New images revealed in a new report show that the damage to the main mirror of the James Webb Telescope from a small meteor strike in May is worse than initially thought.
Paper published on Tuesday Academic Prepress Server arxiv.org He revealed in detail about Webb’s performance while the telescope was operating that most of the minute meteor strikes on the large Webb mirror caused minor damage, but the strike in mid-May left the telescope with permanent damage.
“The impact of a single minor meteorite that occurred from May 22-24, 2022 UT exceeded previous staging predictions for damage caused by a single minor meteorite leading to further investigation and modeling by the JWST Project,” the report states.
Unlike the Hubble Space Telescope, which encloses the primary mirror the telescope uses to collect light and focus light on scientific instruments in a cylindrical shell, the Webb’s 6.5-meter split mirror is space-exposed. But looking at Webb’s orbit around Lagrange Point 2, or L2, a region of space about a million miles from Earth, scientists only expected Webb to encounter a small, potentially dangerous meteor once a month.
During the commissioning period from late January to June, during which ground controllers calibrated, aligned, and tested Webb’s mirrors and instruments, the primary mirror was subjected to six precise meteor strikes.
Of those, five did little damage, causing less than 1 nm of root mean square (RMS) wavefront error, which is a technical way of describing how much a Webb mirror distorts the starlight the mirror collects. Most of the distortion added by those five strokes outside the mirror can be corrected, as the 18 hex segments that make up its face can be adjusted individually and precisely.

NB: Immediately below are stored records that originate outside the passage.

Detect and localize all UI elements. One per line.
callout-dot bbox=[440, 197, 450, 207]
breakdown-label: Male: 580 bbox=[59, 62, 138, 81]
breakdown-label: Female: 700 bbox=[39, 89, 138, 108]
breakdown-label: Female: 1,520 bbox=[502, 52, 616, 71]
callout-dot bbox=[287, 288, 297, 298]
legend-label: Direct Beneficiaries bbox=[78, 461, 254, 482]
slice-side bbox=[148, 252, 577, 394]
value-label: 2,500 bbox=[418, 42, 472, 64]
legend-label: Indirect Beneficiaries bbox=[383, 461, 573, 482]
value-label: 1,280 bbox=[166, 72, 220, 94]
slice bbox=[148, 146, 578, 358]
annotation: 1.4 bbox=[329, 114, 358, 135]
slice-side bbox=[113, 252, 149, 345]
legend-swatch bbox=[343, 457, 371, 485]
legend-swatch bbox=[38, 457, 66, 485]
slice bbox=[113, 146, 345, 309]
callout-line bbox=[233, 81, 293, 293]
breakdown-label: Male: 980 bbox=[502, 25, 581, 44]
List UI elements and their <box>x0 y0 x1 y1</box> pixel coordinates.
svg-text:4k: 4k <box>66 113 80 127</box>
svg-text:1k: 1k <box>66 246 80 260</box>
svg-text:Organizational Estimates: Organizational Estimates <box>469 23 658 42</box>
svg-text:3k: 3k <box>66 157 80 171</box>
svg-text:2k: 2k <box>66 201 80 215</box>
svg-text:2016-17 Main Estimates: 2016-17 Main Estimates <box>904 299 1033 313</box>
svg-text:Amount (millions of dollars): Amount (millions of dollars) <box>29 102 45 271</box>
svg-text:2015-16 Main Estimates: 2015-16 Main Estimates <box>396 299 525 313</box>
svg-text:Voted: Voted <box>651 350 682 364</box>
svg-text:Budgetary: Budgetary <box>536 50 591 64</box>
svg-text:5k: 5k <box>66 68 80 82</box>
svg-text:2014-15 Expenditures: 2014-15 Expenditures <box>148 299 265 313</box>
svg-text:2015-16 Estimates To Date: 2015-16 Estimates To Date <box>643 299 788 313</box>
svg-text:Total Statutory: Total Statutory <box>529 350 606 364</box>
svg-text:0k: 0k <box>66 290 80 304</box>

But the sixth hit, hitting a mirror clip called C3, did more damage that could be fully rectified. This micro-meteor strike raised the wavefront error of the sector from 56 nm to 178 nm after correction by modulating the section.
Since each mirror clip is adjustable, the damage to the C3 segment can be compensated and did not affect the accuracy of the underlying Webb mirror as a whole, according to the report. The overall wavefront error of the whole mirror increased by about 9 nm due to the hit.
“It is not yet clear whether the May 2022 hit of Section C3 is a rare event (i.e. an unlucky early strike of a small, high-kinetic meteor that may statistically occur only once every several years),” or whether it might be The telescope is more susceptible to damage from micrometeorites than previous launch modeling.”
The report goes on to note that the Webb project team is considering measures to mitigate future micrometeorite strikes, such as determining how long the telescope can be pointed in known directions to expose the mirror to a greater likelihood of micrometeorite strikes.
Maintaining the long-term health of the Webb Telescope is a top priority for NASA and astronomers everywhere.
After more than 20 years and $10 billion in development, the space telescope was launched atop an Ariane 5 rocket on Christmas Day. This launch was more accurate than expected, providing ample motivation for Webb that he would use to correct its trajectory after launch, and nearly doubled the observatory’s expected operational life—as long as space rocks didn’t spoil its optics.
“Before launch, the JWST was required to carry a thruster for a minimum of 10.5 years of mission life,” the report read. “Now that JWST is in orbit around L2, it’s clear that the remaining propellant will last more than 20 years of the mission’s life.”